In short, I got bored.
I felt immense guilt. How could I not love these books? My whole family loved them. They named their cats after the characters. I’d sat through the Bakshi movie (I’m not sure that helped). Why wasn’t this resonating?
About six years later I started over again and finally read the whole thing at the urging of my friend Jesse. And I enjoyed it. However, it was when I read it again after seeing Peter Jackson’s The Fellowship of the Ring, almost ten years later that I finally grew to appreciate what Tolkien had done. I couldn’t get enough of Middle-Earth history. I read the Silmarillion — and loved it (well, after the creation myth anyway). I thought it would be cool to be a Tolkien scholar and immerse myself in that world.
An aside: In preparation for the movie, I had my wife read Fellowship and we went to see the movie.
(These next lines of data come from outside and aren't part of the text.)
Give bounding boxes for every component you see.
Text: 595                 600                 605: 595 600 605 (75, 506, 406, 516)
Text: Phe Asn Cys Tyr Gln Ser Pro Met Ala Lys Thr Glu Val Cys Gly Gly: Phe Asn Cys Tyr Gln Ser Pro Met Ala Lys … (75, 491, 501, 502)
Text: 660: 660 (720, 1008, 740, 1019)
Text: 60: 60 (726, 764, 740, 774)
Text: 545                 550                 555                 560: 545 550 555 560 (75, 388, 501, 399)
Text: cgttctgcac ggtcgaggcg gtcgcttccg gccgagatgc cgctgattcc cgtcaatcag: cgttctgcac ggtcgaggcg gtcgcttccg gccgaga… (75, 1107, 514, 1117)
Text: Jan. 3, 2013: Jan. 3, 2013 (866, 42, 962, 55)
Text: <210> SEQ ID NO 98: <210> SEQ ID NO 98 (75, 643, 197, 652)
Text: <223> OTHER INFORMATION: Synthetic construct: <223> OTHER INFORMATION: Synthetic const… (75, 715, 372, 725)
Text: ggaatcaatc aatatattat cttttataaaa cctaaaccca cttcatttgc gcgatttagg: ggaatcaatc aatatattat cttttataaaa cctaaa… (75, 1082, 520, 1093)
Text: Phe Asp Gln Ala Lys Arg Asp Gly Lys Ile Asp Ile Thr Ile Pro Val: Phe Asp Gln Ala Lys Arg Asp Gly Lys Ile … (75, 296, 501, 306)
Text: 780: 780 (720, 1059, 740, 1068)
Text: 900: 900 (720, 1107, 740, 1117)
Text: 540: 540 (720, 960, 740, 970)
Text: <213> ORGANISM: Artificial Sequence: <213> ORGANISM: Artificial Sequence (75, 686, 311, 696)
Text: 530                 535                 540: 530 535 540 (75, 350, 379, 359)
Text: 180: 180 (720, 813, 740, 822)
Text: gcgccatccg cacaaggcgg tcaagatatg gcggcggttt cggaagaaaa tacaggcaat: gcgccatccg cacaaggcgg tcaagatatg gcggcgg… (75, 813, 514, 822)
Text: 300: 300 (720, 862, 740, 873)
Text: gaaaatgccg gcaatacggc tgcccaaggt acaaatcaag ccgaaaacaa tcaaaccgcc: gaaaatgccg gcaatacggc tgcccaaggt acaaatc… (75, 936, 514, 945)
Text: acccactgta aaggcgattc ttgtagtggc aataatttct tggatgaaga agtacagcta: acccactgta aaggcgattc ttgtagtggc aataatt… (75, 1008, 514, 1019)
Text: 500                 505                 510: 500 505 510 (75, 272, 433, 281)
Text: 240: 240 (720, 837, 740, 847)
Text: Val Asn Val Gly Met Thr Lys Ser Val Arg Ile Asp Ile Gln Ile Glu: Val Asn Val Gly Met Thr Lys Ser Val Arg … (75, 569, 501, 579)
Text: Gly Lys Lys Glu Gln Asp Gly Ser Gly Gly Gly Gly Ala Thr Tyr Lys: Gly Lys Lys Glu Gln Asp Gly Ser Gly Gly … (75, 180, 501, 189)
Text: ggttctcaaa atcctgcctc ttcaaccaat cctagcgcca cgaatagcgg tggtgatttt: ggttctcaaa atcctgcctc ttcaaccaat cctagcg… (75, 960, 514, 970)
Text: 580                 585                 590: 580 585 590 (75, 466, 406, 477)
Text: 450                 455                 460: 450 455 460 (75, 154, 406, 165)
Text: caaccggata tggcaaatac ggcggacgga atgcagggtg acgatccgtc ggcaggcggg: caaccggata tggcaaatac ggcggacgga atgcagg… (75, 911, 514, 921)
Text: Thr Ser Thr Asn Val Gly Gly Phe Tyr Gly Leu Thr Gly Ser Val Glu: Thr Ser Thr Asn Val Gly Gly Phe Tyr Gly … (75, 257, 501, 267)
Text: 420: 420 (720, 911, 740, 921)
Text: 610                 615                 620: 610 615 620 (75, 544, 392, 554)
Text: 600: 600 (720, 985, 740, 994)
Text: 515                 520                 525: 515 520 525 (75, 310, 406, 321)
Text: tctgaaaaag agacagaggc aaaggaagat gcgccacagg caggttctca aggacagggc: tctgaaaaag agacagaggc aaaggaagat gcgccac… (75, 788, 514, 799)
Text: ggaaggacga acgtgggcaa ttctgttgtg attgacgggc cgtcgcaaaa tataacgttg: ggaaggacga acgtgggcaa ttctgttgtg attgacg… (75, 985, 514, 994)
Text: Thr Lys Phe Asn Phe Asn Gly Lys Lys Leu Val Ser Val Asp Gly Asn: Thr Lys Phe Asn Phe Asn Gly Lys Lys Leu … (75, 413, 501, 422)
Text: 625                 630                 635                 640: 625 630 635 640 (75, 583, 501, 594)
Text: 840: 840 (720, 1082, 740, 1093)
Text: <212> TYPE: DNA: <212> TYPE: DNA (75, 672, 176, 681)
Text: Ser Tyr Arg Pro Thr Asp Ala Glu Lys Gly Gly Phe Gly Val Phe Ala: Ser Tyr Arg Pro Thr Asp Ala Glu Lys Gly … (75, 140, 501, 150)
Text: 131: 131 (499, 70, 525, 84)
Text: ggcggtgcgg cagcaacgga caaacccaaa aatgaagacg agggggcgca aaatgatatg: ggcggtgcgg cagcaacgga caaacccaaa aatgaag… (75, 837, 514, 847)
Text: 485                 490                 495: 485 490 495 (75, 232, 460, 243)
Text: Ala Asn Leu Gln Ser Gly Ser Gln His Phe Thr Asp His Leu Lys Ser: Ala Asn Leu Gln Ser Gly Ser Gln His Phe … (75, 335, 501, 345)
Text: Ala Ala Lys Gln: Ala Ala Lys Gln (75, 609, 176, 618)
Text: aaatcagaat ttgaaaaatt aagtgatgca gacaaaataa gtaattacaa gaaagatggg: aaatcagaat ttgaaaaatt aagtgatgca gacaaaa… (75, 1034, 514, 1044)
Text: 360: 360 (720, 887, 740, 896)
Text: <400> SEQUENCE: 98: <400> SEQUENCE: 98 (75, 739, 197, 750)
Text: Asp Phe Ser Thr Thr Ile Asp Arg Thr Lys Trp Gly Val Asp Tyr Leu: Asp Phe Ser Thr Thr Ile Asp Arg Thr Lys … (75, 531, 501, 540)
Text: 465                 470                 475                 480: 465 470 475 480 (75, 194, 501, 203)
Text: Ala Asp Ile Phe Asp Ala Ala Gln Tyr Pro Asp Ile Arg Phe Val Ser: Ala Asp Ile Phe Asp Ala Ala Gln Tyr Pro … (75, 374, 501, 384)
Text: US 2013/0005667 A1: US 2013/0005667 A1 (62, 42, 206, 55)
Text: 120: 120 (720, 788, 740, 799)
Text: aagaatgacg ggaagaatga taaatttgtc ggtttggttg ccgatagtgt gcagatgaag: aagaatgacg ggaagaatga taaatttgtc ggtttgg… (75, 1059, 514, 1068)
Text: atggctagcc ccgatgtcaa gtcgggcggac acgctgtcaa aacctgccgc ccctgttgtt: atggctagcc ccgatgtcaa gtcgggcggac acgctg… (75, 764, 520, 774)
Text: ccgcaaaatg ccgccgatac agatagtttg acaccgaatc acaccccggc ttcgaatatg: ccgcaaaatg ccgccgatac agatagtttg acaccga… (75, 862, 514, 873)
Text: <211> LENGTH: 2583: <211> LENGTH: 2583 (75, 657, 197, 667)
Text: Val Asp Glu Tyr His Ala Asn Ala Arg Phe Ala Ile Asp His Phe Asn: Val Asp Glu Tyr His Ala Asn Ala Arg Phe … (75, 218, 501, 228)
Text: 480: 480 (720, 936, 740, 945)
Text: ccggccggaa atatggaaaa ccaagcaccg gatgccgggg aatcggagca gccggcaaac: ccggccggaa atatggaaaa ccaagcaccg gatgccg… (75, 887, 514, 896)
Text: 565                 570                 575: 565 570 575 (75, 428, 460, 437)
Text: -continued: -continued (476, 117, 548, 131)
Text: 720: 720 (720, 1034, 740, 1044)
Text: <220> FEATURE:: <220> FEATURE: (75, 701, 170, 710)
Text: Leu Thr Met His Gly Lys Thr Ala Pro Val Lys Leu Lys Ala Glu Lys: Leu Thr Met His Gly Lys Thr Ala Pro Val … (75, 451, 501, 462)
Unfortunately, I had thought Boromir died in the Fellowship book and she was not prepared for that whole thing. Wish I had caught that one.
I’ve read The Lord of the Rings twice more since then and with each reading grow to love it even more. Certainly the lens of time helps a great deal to fully appreciate Tolkien’s work. But I also think reading it more than once goes a long way as well. Like any good work of art, you find things you didn’t notice the first time around and it’s always a pleasant surprise.